While it may seem like HR issues aren’t critical areas for a startup to focus on, these three items can be essential building blocks for the startup as it grows.

Follow me on Twitter @PaulHSpitz 

Startup Checklist

In previous posts, I have provided a lot of information on various aspects of getting a startup company established. I thought it would be useful to put a lot of that information in one post, as a startup checklist. So here we go…

1. Review your employment agreement – before doing any substantial development work, founders who are maintaining their day jobs should review their employment agreements (and this could include employee handbooks, etc.) to ensure that there are no conflicts with the startup. In particular, a startup founder wants to make sure that any IP she develops will belong to her startup, and not to her day job. It’s a good idea to have a lawyer take a careful look at employment agreements and policy statements.

2. Decide how you will split the equity among the founders – while equal shares might seem easy and uncontroversial, it may not be the best, fairest way of splitting the equity.

3. Form a corporation – if you have any aspirations of seeking angel investments or venture capital funding, form a corporation, not an LLC. And form it in Delaware. You might think forming an LLC is cheaper or easier, and you will be wrong. You will end up needing a corporation anyway, and will waste time and money fixing things that should have been done right the first time.

4. Adopt bylaws – once you have filed your certificate of incorporation, you will need to adopt bylaws to govern the management of your new company.

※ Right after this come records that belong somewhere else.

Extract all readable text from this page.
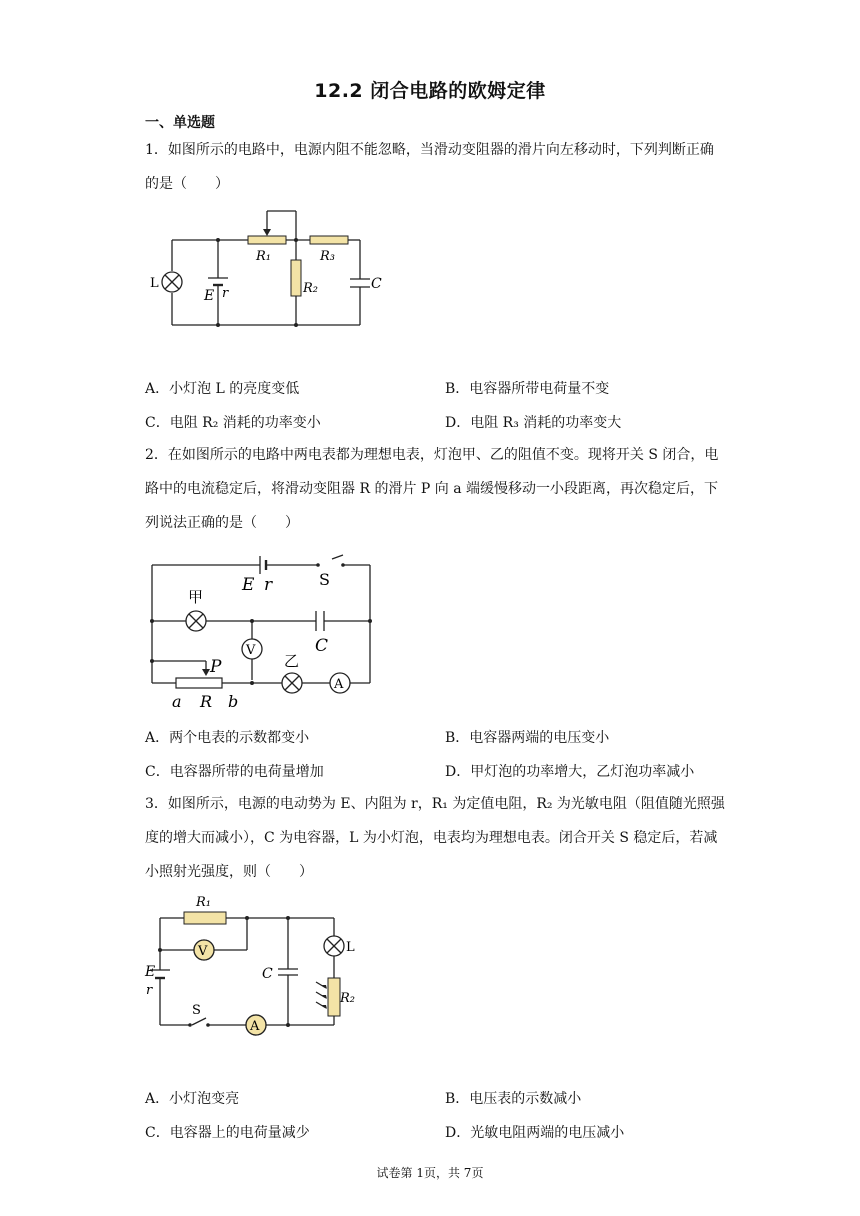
12.2 闭合电路的欧姆定律
一、单选题
1．如图所示的电路中，电源内阻不能忽略，当滑动变阻器的滑片向左移动时，下列判断正确的是（　　）
L
E r
R₁	R₃
R₂	C
A．小灯泡 L 的亮度变低	B．电容器所带电荷量不变
C．电阻 R₂ 消耗的功率变小	D．电阻 R₃ 消耗的功率变大
2．在如图所示的电路中两电表都为理想电表，灯泡甲、乙的阻值不变。现将开关 S 闭合，电路中的电流稳定后，将滑动变阻器 R 的滑片 P 向 a 端缓慢移动一小段距离，再次稳定后，下列说法正确的是（　　）
E r	S
甲
V	C
乙
A
P
a R b
A．两个电表的示数都变小	B．电容器两端的电压变小
C．电容器所带的电荷量增加	D．甲灯泡的功率增大，乙灯泡功率减小
3．如图所示，电源的电动势为 E、内阻为 r，R₁ 为定值电阻，R₂ 为光敏电阻（阻值随光照强度的增大而减小），C 为电容器，L 为小灯泡，电表均为理想电表。闭合开关 S 稳定后，若减小照射光强度，则（　　）
R₁
V
E
r
S
A
C
L
R₂
A．小灯泡变亮	B．电压表的示数减小
C．电容器上的电荷量减少	D．光敏电阻两端的电压减小
试卷第 1页，共 7页
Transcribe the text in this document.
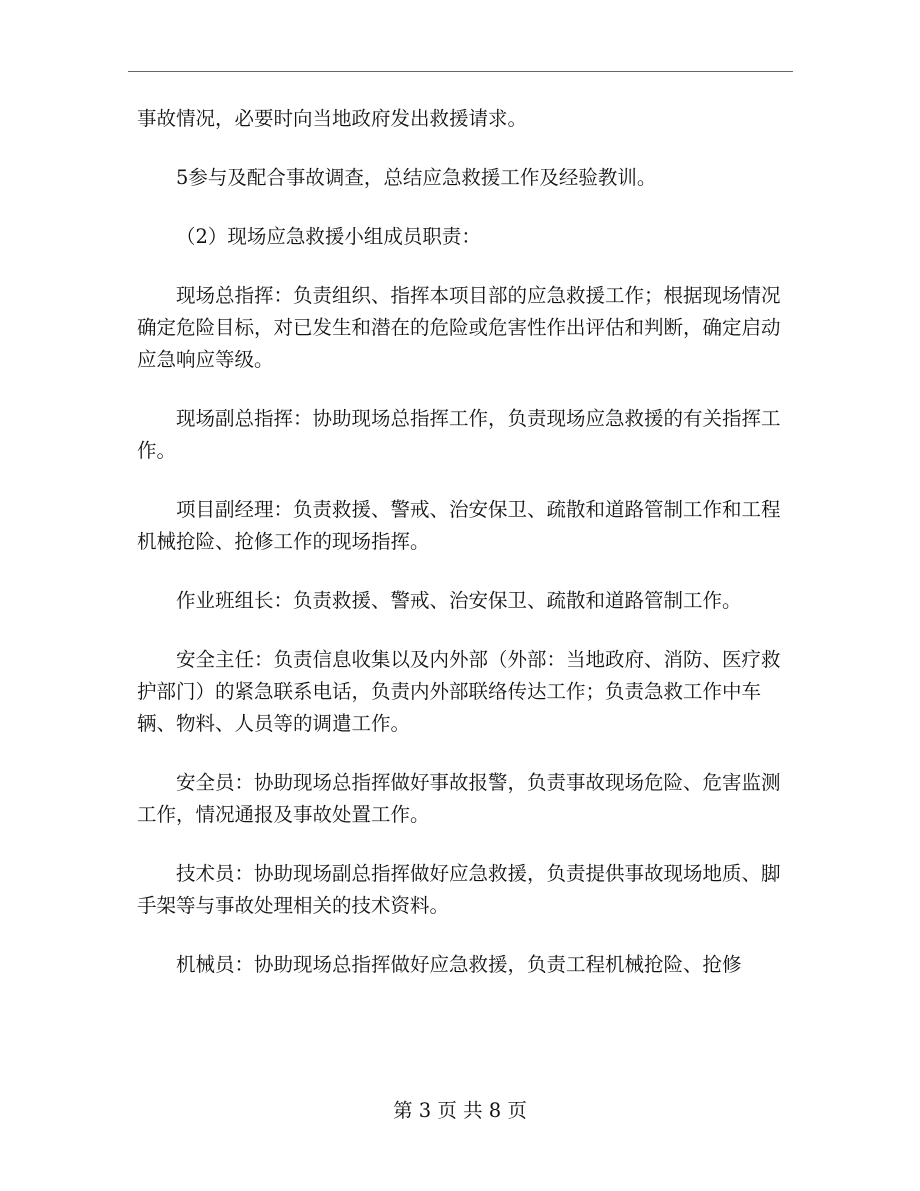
事故情况，必要时向当地政府发出救援请求。

5参与及配合事故调查，总结应急救援工作及经验教训。

（2）现场应急救援小组成员职责：

现场总指挥：负责组织、指挥本项目部的应急救援工作；根据现场情况确定危险目标，对已发生和潜在的危险或危害性作出评估和判断，确定启动应急响应等级。

现场副总指挥：协助现场总指挥工作，负责现场应急救援的有关指挥工作。

项目副经理：负责救援、警戒、治安保卫、疏散和道路管制工作和工程机械抢险、抢修工作的现场指挥。

作业班组长：负责救援、警戒、治安保卫、疏散和道路管制工作。

安全主任：负责信息收集以及内外部（外部：当地政府、消防、医疗救护部门）的紧急联系电话，负责内外部联络传达工作；负责急救工作中车辆、物料、人员等的调遣工作。

安全员：协助现场总指挥做好事故报警，负责事故现场危险、危害监测工作，情况通报及事故处置工作。

技术员：协助现场副总指挥做好应急救援，负责提供事故现场地质、脚手架等与事故处理相关的技术资料。

机械员：协助现场总指挥做好应急救援，负责工程机械抢险、抢修

第 3 页 共 8 页
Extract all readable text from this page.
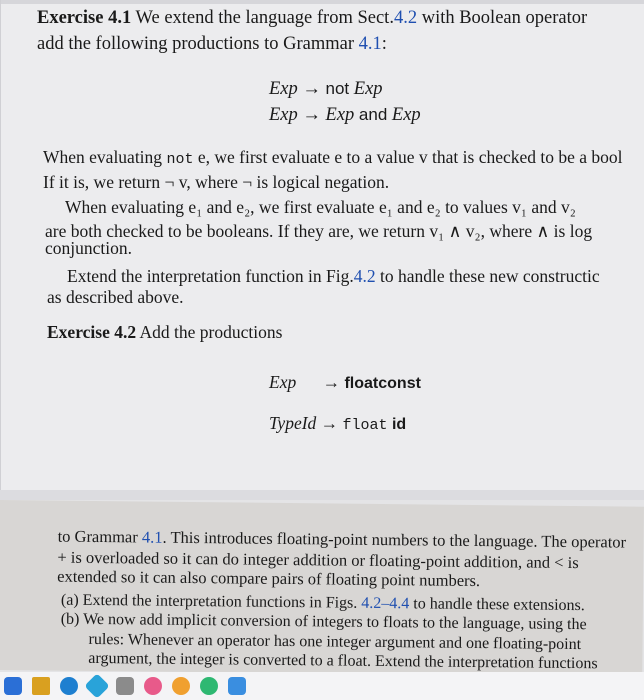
Exercise 4.1 We extend the language from Sect.4.2 with Boolean operator
add the following productions to Grammar 4.1:
Exp → not Exp
Exp → Exp and Exp
When evaluating not e, we first evaluate e to a value v that is checked to be a bool
If it is, we return ¬ v, where ¬ is logical negation.
When evaluating e₁ and e₂, we first evaluate e₁ and e₂ to values v₁ and v₂
are both checked to be booleans. If they are, we return v₁ ∧ v₂, where ∧ is log
conjunction.
Extend the interpretation function in Fig.4.2 to handle these new constructic
as described above.
Exercise 4.2 Add the productions
Exp → floatconst
TypeId → float id
to Grammar 4.1. This introduces floating-point numbers to the language. The operator
+ is overloaded so it can do integer addition or floating-point addition, and < is
extended so it can also compare pairs of floating point numbers.
(a) Extend the interpretation functions in Figs. 4.2–4.4 to handle these extensions.
(b) We now add implicit conversion of integers to floats to the language, using the
rules: Whenever an operator has one integer argument and one floating-point
argument, the integer is converted to a float. Extend the interpretation functions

5. Appoint a Board of Directors – You will need one or more directors to oversee management of your company. The directors can now approve various resolutions to get the company operating.

6. Enter into a shareholders agreement with vesting and buyout provisions, and issue stock – you will want to have vesting provisions in place from the start, in case any founders leave the startup. Otherwise, you will have an ex-founder wandering around outside the company with fully-vested shares. Also, make sure each founder receiving shares files an 83(b) election with the IRS at the time you issue shares. Let me repeat that in boldface, because it is really important: make sure each founder receiving shares files an 83(b) election at the time you issue shares.

7. Assign IP to the company – at the time of issuing shares, make sure that all founders assign to the startup any IP they are creating. This will be part or all of the payment for their shares, depending on the situation.

8. Qualify to do business – You will need to qualify to do business in whatever state your principal location is located in, unless you are located in Delaware (see number 3). This is fairly easy to do; you just file some paperwork and pay the state a fee.

9. Stock options – do not issue stock options until you have a proper stock option plan in place, approved by the board of directors, with a Section 409(A) valuation of the stock options. This doesn’t necessarily have to be done at the outset, but there are advantages to doing it before entering into negotiations with VC’s over a Series A round.

10. Employment/consulting agreements — if you are going to hire employees or use outside developers, make sure they sign agreements specifying that any work they do for the startup is the property of the startup.

11. Comply with securities laws – just because you are not a public company does not mean that you are exempt from the securities laws. This is a complex area, with many risks and pitfalls. Definitely consult a knowledgeable lawyer in advance, and preferably each step of the way. Only seek funding from accredited investors; it will make your life much easier. There are no friends-and-family exemptions from the securities laws.

All of the above items are essential to making sure that your startup has a smooth path to growth. If you omit any of the above items, you jeopardize the well-being of the startup, and create many headaches and costs downstream.